Bryn chuckled. “Of course I do. I spoke to her as soon as I read your file. She seems to think you’re a nice boy who got mixed up with the wrong crowd. Crowd who are now all in prison—for armed robbery.”

Jason froze, holding two mugs in midair. “I haven’t spoken to any of them for a year or more.”

Bryn smiled like a shark. “Of course not. Because you got picked up a whole seven days before they got caught at that gold exchange. I hear they lacked a decent getaway driver.”

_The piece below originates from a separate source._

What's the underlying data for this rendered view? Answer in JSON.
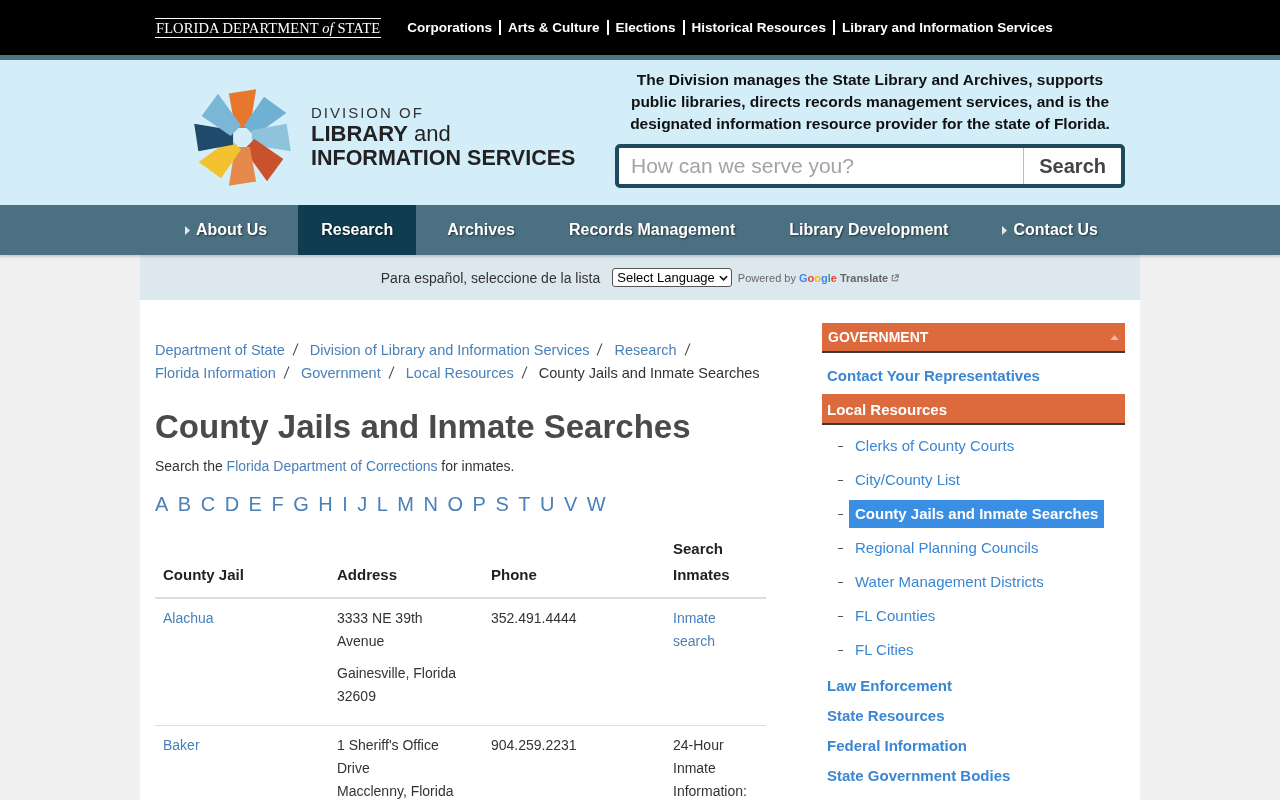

Jason swallowed down his fear. He knew—how the fuck did he know? And what did it mean? He could go down for conspiracy, and if Bryn found the gun... “I didn’t hear that,” he said, mouth dry.

Bryn leaned in, his mouth against Jason’s ear as he whispered, “Oh, I did. And I’m telling you—you put a foot wrong, boy, and I will send you back to your little friends down in Swansea. Am I clear?”

“Fucking crystal.” Jason stepped back, carrying the mugs through to the living room and slamming them down on the table, the scalding liquid spilling over.

Bryn smirked as he sat down and took possession of one of the mugs. Jason returned to the kitchen, retreating to his sanctuary of order in Amy’s chaos, as far away as he could get from the police officers who could send him down for ten years. He took a deep breath, then another. There was nothing he could do about it now. He had work to do and then he could get the hell out of Dodge.